I find myself compelled to write about arete.

In college, I played Sir Thomas More in a production of Robert Bolt's A Man For All Seasons. I can't put my hands on it now, but I recall at the time reading something (possibly by Bolt himself) about what the title could really mean. How could someone truly be "a man for all seasons?" What is a man for? And if he has a purpose, how would we know what it was?

(In a moment of sychronicity, Gwen just walked in wearing a shirt from that production of A Man For All Seasons.)

The ancient Greeks had a concept called arete. In a nutshell, arete is the idea of "excellence" or "virtue" but applied to fulfillment of a particular purpose. So a sharp knife has arete, because it is well-suited to cutting, and that's what knives do. The problem is that I keep applying the lens of arete to how I see myself.

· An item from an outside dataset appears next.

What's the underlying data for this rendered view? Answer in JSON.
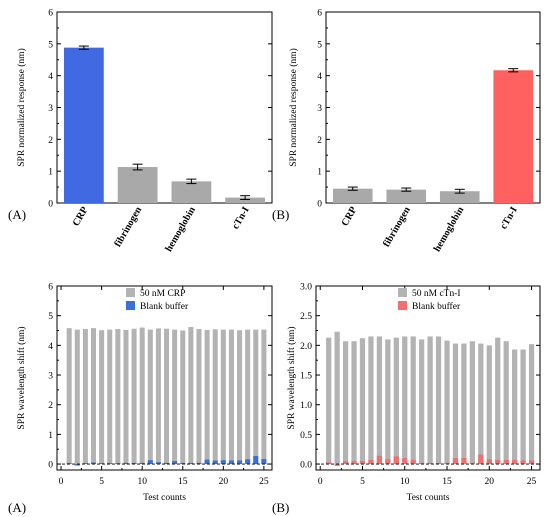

It's not really a problem so much as an ideosyncrocy, I suppose, but it's intellectually challenging. I see myself as acting not out of some cosmic sense of Purpose, but out of a sense of being in the moment. Over the last few years I've turned away from long-term plans and large-scale ideas in favor of constant re-evaluation and re-prioritization. How does arete work in that context?

One way out to see myself as acting purposefully, that my individual actions have purpose even if there is no grand, overarching Purpose to my life. When I act, I want to achieve something. Acting in an effective way towards whatever that specific goal is, then, can be said to have arete. But I'm not sure that really resolves my conundrum.

Virtue and arete are slippery things for me. On a poetic level, I'm attracted to them, but on a rational level, I have a hard time pinning them down. Expect to hear more about them as time goes on.